Mas os países estão preocupados com o facto de que as ligações próximas da Huawei com o Partido Comunista Chinês e as suas obrigações legais de apoiar a recolha de inteligência da China e os seus objectivos políticos estrangeiros. Uma Lei de Inteligência Nacional de 2017 exige que todas as empresas e cidadãos devem “apoiar, ajudar e cooperar com o trabalho de inteligência do Estado.”
Gwagwa disse que as suas obrigações de ajudar podem significar a instalação intencional de brechas de segurança designadas “backdoors” nos sistemas para facilitar os invasores e o envio de informações para o governo chinês. O seu equipamento, disse, “permite que haja vulnerabilidades a ataques cibernéticos para espionagem militar e industrial,” Gwagwa disse à DW.
A recentemente divulgada tecnologia 5G ainda se encontra muito distante para a maior parte do continente africano. Apenas cerca de um terço dos utilizadores das telecomunicações na África Subsaariana têm acesso à banda larga 4G. Até 2025, a penetração da rede 5G irá alcançar apenas cerca de 3% do continente, de acordo com uma estimativa de um grupo da indústria.

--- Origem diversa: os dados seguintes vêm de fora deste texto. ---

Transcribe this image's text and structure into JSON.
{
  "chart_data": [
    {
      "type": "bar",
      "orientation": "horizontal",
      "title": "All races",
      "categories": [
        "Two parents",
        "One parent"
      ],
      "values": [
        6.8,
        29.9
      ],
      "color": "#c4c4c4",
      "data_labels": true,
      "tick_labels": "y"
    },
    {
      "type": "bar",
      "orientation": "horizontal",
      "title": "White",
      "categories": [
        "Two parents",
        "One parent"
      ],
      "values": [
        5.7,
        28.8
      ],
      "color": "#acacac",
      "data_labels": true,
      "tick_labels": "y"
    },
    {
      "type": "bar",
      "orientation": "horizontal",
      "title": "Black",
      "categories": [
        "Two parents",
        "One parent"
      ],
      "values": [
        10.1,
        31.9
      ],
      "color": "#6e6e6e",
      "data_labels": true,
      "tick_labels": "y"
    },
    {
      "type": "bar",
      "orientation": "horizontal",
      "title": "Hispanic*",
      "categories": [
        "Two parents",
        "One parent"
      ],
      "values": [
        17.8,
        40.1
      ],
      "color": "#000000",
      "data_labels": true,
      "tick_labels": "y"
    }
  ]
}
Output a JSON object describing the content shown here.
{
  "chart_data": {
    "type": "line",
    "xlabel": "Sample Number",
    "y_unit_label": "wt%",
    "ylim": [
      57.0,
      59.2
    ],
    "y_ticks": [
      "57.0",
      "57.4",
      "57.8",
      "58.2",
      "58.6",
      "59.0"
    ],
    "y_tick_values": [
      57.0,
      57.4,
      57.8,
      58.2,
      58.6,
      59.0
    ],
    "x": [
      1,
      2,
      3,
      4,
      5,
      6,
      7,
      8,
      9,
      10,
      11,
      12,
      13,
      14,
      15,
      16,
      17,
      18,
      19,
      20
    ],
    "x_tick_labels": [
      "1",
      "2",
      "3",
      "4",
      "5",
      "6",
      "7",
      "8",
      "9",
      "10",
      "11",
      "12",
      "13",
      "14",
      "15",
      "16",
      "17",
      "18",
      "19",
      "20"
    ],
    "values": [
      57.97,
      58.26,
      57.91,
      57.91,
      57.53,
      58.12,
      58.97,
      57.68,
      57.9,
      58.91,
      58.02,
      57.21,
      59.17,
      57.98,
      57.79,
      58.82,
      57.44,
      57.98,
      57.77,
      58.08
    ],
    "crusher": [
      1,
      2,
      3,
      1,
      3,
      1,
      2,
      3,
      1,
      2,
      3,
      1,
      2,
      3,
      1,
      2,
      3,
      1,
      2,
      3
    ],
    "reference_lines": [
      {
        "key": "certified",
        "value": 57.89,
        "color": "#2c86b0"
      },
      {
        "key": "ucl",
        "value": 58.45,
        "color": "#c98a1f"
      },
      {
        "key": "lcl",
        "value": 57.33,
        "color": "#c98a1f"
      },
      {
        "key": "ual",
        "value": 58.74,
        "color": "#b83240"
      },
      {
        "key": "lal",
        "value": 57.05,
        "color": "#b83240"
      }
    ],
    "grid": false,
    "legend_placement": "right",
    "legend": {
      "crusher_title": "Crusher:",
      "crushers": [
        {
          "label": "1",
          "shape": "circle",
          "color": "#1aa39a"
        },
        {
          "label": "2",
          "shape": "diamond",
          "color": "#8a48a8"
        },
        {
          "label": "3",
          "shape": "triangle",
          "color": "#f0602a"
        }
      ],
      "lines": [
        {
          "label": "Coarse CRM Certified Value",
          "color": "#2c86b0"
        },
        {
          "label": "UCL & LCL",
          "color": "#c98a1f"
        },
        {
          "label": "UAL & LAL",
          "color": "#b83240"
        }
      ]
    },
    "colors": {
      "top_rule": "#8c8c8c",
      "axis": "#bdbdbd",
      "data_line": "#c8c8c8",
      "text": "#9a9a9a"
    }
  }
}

Mas os especialistas em matéria de tecnologia afirmam que conceder muito poder a um fornecedor é perigoso. Se a Huawei controla a rede 5G de um país, ela possui o poder de desligá-la ou introduzir canais escondidos para roubar informações. “Isso dá o controlo sobre infra-estruturas de informação de grande importância a um poder externo que pode teoricamente desligar essa infra-estrutura ou introduzir façanhas difíceis de detectar assim como outras vulnerabilidades pela cadeia de fornecimento,” escreveram os investigadores do Centro de Estudos Estratégicos de África e Noëlle van der Waag-Cowling, da Universidade de Stellenbosch, África do Sul.
Para evitar esta situação, alguns apelaram os países africanos a trabalhar com um grupo diversificado de fornecedores enquanto outros recomendaram que se encontrassem soluções internas. “Este provavelmente seja o tempo de África pensar na hipótese de desenvolver as suas próprias tecnologias relevantes para o seu mercado em vez de permanecer como consumidor passivo,” Harriet Kariuki, um especialista em matérias sino-africanas e co-fundador da Afrijob, que ajuda empresas em fase de arranque, disse à BBC. “Eu quero ver os países africanos se unam para responder à pressão.